Assemblées de copropriétaires

La loi contient aussi diverses mesures concernant le fonctionnement de la copropriété et modifie certaines règles applicables lors d’une assemblée des copropriétaires.

Au sujet du vote, la loi précise que les copropriétaires qui ne sont ni présents ni représ entés aux assemblées générales ne pourront plus bloquer l’adoption des résolutions.

En vertu de l’article 1090, l’indivisaire d’une fraction absent à une assemblée est présumé avoir donné mandat de le représenter aux autres indivisaires, à moins qu’il n’ait, par écrit, donné mandat à un tiers à cette fin ou indiqué son refus d’être représenté. Son droit de vote est réparti proportionnellement aux droits des autres indivisaires.

Tout copropriétaire qui a été privé de son droit de vote parce qu’il n’a pas payé sa part des charges communes depuis plus de trois mois peut l’exercer à nouveau dès qu’il paie toutes les charges communes dues (art. 1094). Un copropriétaire qui n’a pas acquitté sa quote-part des charges communes depuis plus de trois mois ne peut non plus faire partie du conseil d’administration.

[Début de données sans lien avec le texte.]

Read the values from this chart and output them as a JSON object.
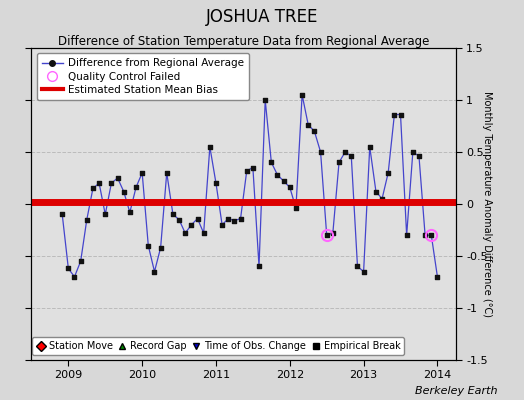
{
  "title": "JOSHUA TREE",
  "subtitle": "Difference of Station Temperature Data from Regional Average",
  "ylabel_right": "Monthly Temperature Anomaly Difference (°C)",
  "bias": 0.02,
  "xlim": [
    2008.5,
    2014.25
  ],
  "ylim": [
    -1.5,
    1.5
  ],
  "yticks": [
    -1.5,
    -1.0,
    -0.5,
    0.0,
    0.5,
    1.0,
    1.5
  ],
  "ytick_labels": [
    "-1.5",
    "-1",
    "-0.5",
    "0",
    "0.5",
    "1",
    "1.5"
  ],
  "xticks": [
    2009,
    2010,
    2011,
    2012,
    2013,
    2014
  ],
  "fig_facecolor": "#d8d8d8",
  "plot_facecolor": "#e0e0e0",
  "line_color": "#4444cc",
  "marker_color": "#111111",
  "bias_color": "#dd0000",
  "qc_color": "#ff66ff",
  "grid_color": "#bbbbbb",
  "footer": "Berkeley Earth",
  "monthly_data": [
    [
      2008.917,
      -0.1
    ],
    [
      2009.0,
      -0.62
    ],
    [
      2009.083,
      -0.7
    ],
    [
      2009.167,
      -0.55
    ],
    [
      2009.25,
      -0.15
    ],
    [
      2009.333,
      0.15
    ],
    [
      2009.417,
      0.2
    ],
    [
      2009.5,
      -0.1
    ],
    [
      2009.583,
      0.2
    ],
    [
      2009.667,
      0.25
    ],
    [
      2009.75,
      0.12
    ],
    [
      2009.833,
      -0.08
    ],
    [
      2009.917,
      0.16
    ],
    [
      2010.0,
      0.3
    ],
    [
      2010.083,
      -0.4
    ],
    [
      2010.167,
      -0.65
    ],
    [
      2010.25,
      -0.42
    ],
    [
      2010.333,
      0.3
    ],
    [
      2010.417,
      -0.1
    ],
    [
      2010.5,
      -0.15
    ],
    [
      2010.583,
      -0.28
    ],
    [
      2010.667,
      -0.2
    ],
    [
      2010.75,
      -0.14
    ],
    [
      2010.833,
      -0.28
    ],
    [
      2010.917,
      0.55
    ],
    [
      2011.0,
      0.2
    ],
    [
      2011.083,
      -0.2
    ],
    [
      2011.167,
      -0.14
    ],
    [
      2011.25,
      -0.16
    ],
    [
      2011.333,
      -0.14
    ],
    [
      2011.417,
      0.32
    ],
    [
      2011.5,
      0.35
    ],
    [
      2011.583,
      -0.6
    ],
    [
      2011.667,
      1.0
    ],
    [
      2011.75,
      0.4
    ],
    [
      2011.833,
      0.28
    ],
    [
      2011.917,
      0.22
    ],
    [
      2012.0,
      0.16
    ],
    [
      2012.083,
      -0.04
    ],
    [
      2012.167,
      1.05
    ],
    [
      2012.25,
      0.76
    ],
    [
      2012.333,
      0.7
    ],
    [
      2012.417,
      0.5
    ],
    [
      2012.5,
      -0.3
    ],
    [
      2012.583,
      -0.28
    ],
    [
      2012.667,
      0.4
    ],
    [
      2012.75,
      0.5
    ],
    [
      2012.833,
      0.46
    ],
    [
      2012.917,
      -0.6
    ],
    [
      2013.0,
      -0.65
    ],
    [
      2013.083,
      0.55
    ],
    [
      2013.167,
      0.12
    ],
    [
      2013.25,
      0.05
    ],
    [
      2013.333,
      0.3
    ],
    [
      2013.417,
      0.86
    ],
    [
      2013.5,
      0.86
    ],
    [
      2013.583,
      -0.3
    ],
    [
      2013.667,
      0.5
    ],
    [
      2013.75,
      0.46
    ],
    [
      2013.833,
      -0.3
    ],
    [
      2013.917,
      -0.3
    ],
    [
      2014.0,
      -0.7
    ]
  ],
  "qc_failed_points": [
    [
      2012.5,
      -0.3
    ],
    [
      2013.917,
      -0.3
    ]
  ],
  "title_fontsize": 12,
  "subtitle_fontsize": 8.5,
  "tick_fontsize": 8,
  "legend_fontsize": 7.5,
  "footer_fontsize": 8
}
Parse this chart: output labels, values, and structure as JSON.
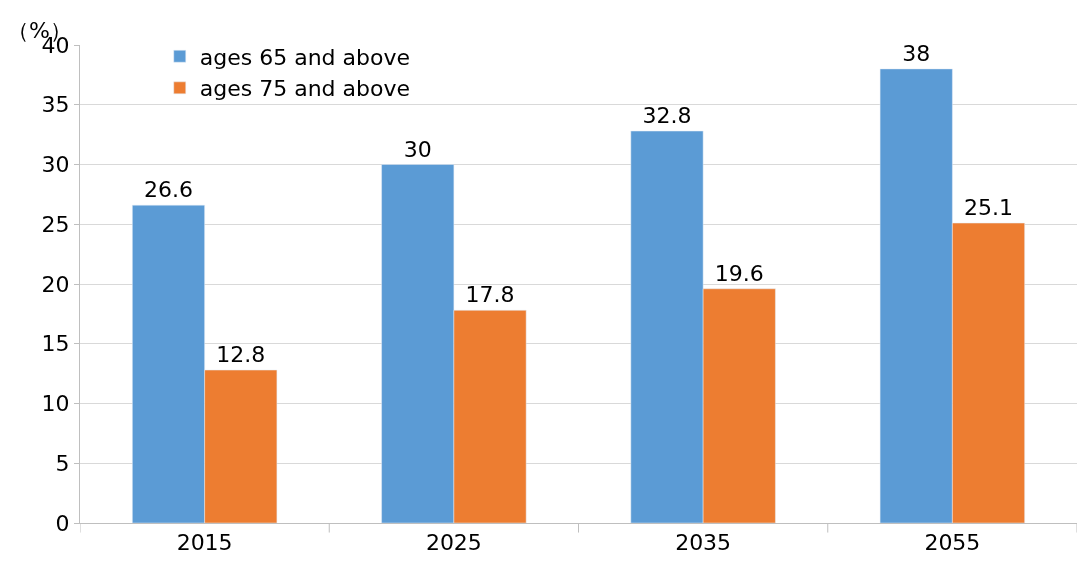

De plus, si le nombre de voix d’un copropriétaire ou d’un promoteur est réduit, ou s’il est privé de son droit de vote, le total des voix des copropriétaires est réduit en conséquence (art. 1099). Le fait d’avoir un seul groupe de votes, quel que soit le type de décision, constitue une simplification des règles actuelles et facilite le dépouillement des votes.